Monsieur le Directeur général de l’Organisation internationale du Travail,
Madame la Ministre du Travail, de l’Emploi et de l’Insertion,
Mesdames et messieurs,
Chers participants,
Comme nous le savons, la COVID a impacté le monde. En prenant la mesure du choc économique généré par la crise sanitaire, nous reconnaissons ensemble, ici, en cette journée mondiale contre le travail des enfants, l’urgence de la situation.

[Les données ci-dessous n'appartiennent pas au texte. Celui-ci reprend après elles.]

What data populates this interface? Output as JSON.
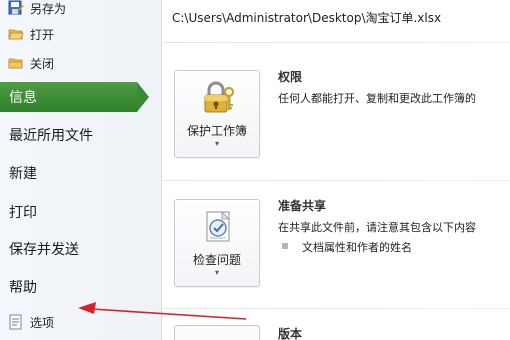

Je prends la parole aujourd’hui pour porter la voix des enfants de mon île, de mon pays : Madagascar. Madagascar n’a pas été épargnée par la pandémie. Même si le pays n’accepte pas de mettre ses enfants et leur avenir en péril, ce fléau a une incidence très grave sur les populations déjà fragilisées. Cette année 2021 a été déclarée par l’Assemblée générale des Nations unies : « Année internationale de l’élimination du travail des enfants ».
J’aimerais vous parler d’une petite fille de 11 ans, Sahouly. Sahouly, 11 ans, travaillait comme domestique à des centaines de kilomètres de chez elle, pour subvenir aux besoins financiers de sa famille. Sahouly, 11 ans, a été violée par son employeur pendant son sommeil. Sahouly, petite fille de 11 ans, a subi des sévices sexuels, psychologiques, physiques en prenant la responsabilité financière, des adultes, de ses parents, de notre société.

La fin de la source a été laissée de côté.